Chinese Pirate Junks
In the evening of the 22d of August, I anchored in Macao roads, and early on the 23d sent a boat with my first officer and four seamen on shore, for a pilot, as is customary.  During their absence, we were attacked by twenty one vessels, called, by the Chinese, Junks, manned with two thousand men, and carrying from four to twenty eight guns, each.  They first attempted to board us, which we prevented, by cutting our cable, and setting some sails. They next endeavored to set fire to the ship, and were again disappointed.  A constant firing was kept up, on both sides, for 75 minutes.  The great number of men on board their vessels induced a belief, that many must have been killed.  We have ascertained, that one Junk lost thirty men in the contest.  Our preservation was indeed miraculous.
Hundreds of spectators were on the neighboring hills, and, for 45 minutes, not one of them thought it even possible for us to escape.  I had but 10 persons on board the ship, at the time, and fortunately,  not one of them was wounded, though many shot, struck, in almost every part of the hull, and our sails and rigging were much cut to pieces.
A few of those Pirates (here called Ladrones) have infested this coast for some time past; within the last two years, they have become very formidable, and are now supposed to amount, at least, to fifty thousand men, having 600 vessels, some of them very large. The government of this country is so extremely supine in regard to its enemies, and so arbitrary and oppressive to its subjects, that is what now styled only a rebellion, will probably, in a short time, become a revolution.   Indeed the leaders have become so venal and corrupt, that some change appears inevitable.

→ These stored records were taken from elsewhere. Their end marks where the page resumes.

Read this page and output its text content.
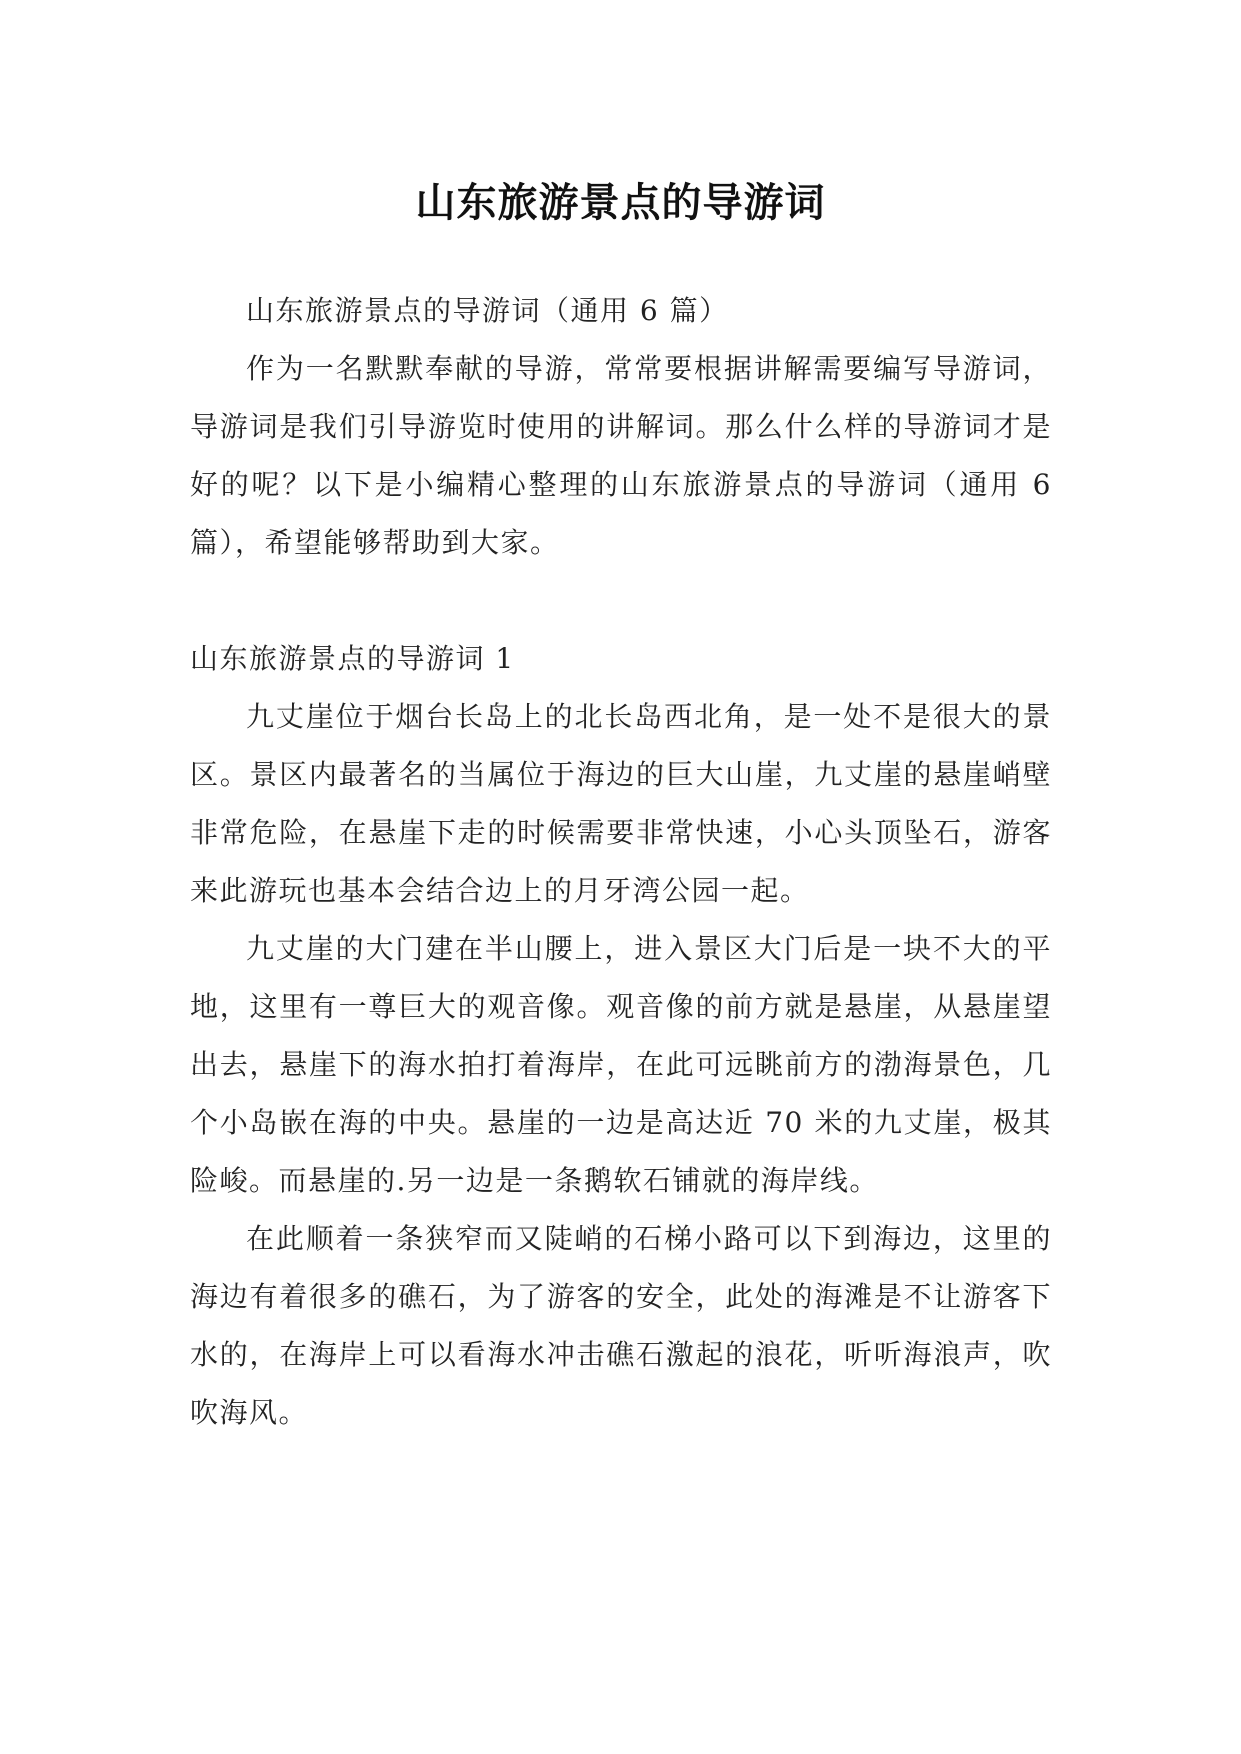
山东旅游景点的导游词

山东旅游景点的导游词（通用 6 篇）

作为一名默默奉献的导游，常常要根据讲解需要编写导游词，导游词是我们引导游览时使用的讲解词。那么什么样的导游词才是好的呢？以下是小编精心整理的山东旅游景点的导游词（通用 6 篇），希望能够帮助到大家。

山东旅游景点的导游词 1

九丈崖位于烟台长岛上的北长岛西北角，是一处不是很大的景区。景区内最著名的当属位于海边的巨大山崖，九丈崖的悬崖峭壁非常危险，在悬崖下走的时候需要非常快速，小心头顶坠石，游客来此游玩也基本会结合边上的月牙湾公园一起。

九丈崖的大门建在半山腰上，进入景区大门后是一块不大的平地，这里有一尊巨大的观音像。观音像的前方就是悬崖，从悬崖望出去，悬崖下的海水拍打着海岸，在此可远眺前方的渤海景色，几个小岛嵌在海的中央。悬崖的一边是高达近 70 米的九丈崖，极其险峻。而悬崖的.另一边是一条鹅软石铺就的海岸线。

在此顺着一条狭窄而又陡峭的石梯小路可以下到海边，这里的海边有着很多的礁石，为了游客的安全，此处的海滩是不让游客下水的，在海岸上可以看海水冲击礁石激起的浪花，听听海浪声，吹吹海风。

Shortly after his return from this trip, Sturgis got married, settled down and started a family.  He and his friend John Bryant began a trading partnership and by 1845 the Boston firm of Bryant and Sturgis controlled a significant portion of all the China trade from ports in California and Hawai’i, making both John Bryant and William Sturgis very wealthy men.

Before he died, Sturgis purchased his boyhood home in Barnstable and in his will, donated it (along with a cash endowment and a significant portion of his personal book collection) to be used as a library by the people of Barnstable. Today, the Sturgis Library is a gem, with a great archives and genealogical collection, a super website and helpful and attentive staff.

So, if you live near Boston, today might be a good day the visit the Fairmont Hotel at Battery Wharf and take a peek at the meeting room named in his honor.  But here's a word of advice:  please don’t talk like a pirate in the Captain William Sturgis room.

Remember - Captain Sturgis did not like people who talked like pirates. So, who knows what might happen!